- Charan Location in Punjab, India Charan Charan (India)
- Coordinates: 31°02′59″N 76°14′28″E﻿ / ﻿31.0497514°N 76.2410241°E
- Country: India
- State: Punjab
- District: Shaheed Bhagat Singh Nagar

Government
- • Type: Panchayat raj
- • Body: Gram panchayat
- Elevation: 251 m (823 ft)

Population (2011)
- • Total: 1,054
- Sex ratio 535/519 ♂/♀

Languages
- • Official: Punjabi
- Time zone: UTC+5:30 (IST)
- PIN: 144515
- Telephone code: 01823
- ISO 3166 code: IN-PB
- Post office: Lassara
- Website: nawanshahr.nic.in

= Charan, SBS Nagar =

Charan is a village in Shaheed Bhagat Singh Nagar district of Punjab State, India. It is located 14 km away from Rahon, 18 km from Nawanshahr, 17 km from district headquarter Shaheed Bhagat Singh Nagar and 83 km from state capital Chandigarh. The village is administrated by Sarpanch an elected representative of the village.

== Demography ==
As of 2011, Charan has a total number of 204 houses and population of 1054 of which 535 are males while 519 are females according to the report published by Census India in 2011. The literacy rate of Charan is 80.97%, higher than the state average of 75.84%. The population of children under the age of 6 years is 103 which is 9.77% of total population of Charan, and child sex ratio is approximately 1060 as compared to Punjab state average of 846.

Most of the people are from Schedule Caste which constitutes 62.81% of total population in Charan. The town does not have any Schedule Tribe population so far.

As per the report published by Census India in 2011, 327 people were engaged in work activities out of the total population of Charan which includes 299 males and 28 females. According to census survey report 2011, 98.17% workers describe their work as main work and 1.83% workers are involved in Marginal activity providing livelihood for less than 6 months.

== Education ==
The village has a Punjabi medium, co-ed primary school founded in 1961. The schools provide mid-day meal as per Indian Midday Meal Scheme and the meal prepared in school premises. As per Right of Children to Free and Compulsory Education Act the school provide free education to children between the ages of 6 and 14.

KC Engineering College and Doaba Khalsa Trust Group Of Institutions are the nearest colleges.

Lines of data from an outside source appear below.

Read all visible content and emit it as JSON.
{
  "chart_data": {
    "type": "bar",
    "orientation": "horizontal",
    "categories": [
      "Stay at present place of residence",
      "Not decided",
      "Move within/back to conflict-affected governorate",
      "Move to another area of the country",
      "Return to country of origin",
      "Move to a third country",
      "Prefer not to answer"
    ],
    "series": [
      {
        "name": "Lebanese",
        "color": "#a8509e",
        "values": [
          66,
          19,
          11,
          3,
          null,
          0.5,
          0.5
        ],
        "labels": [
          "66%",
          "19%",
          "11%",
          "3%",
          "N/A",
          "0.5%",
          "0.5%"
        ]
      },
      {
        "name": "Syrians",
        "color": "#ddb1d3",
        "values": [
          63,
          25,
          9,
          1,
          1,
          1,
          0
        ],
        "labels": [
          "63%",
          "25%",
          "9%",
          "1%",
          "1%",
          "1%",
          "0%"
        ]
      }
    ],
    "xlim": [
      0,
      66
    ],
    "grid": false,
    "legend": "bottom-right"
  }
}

Industrial Training Institute for women (ITI Nawanshahr) is 5 km away from the village. Lovely Professional University is 61 km away from the village.

== Transport ==
Nawanshahr railway station is the nearest train station however, Garhshankar Junction railway station is 26 km away from the village. Sahnewal Airport is the nearest domestic airport which located 61 km away in Ludhiana and the nearest international airport is located in Chandigarh also Sri Guru Ram Dass Jee International Airport is the second nearest airport which is 170 km away in Amritsar.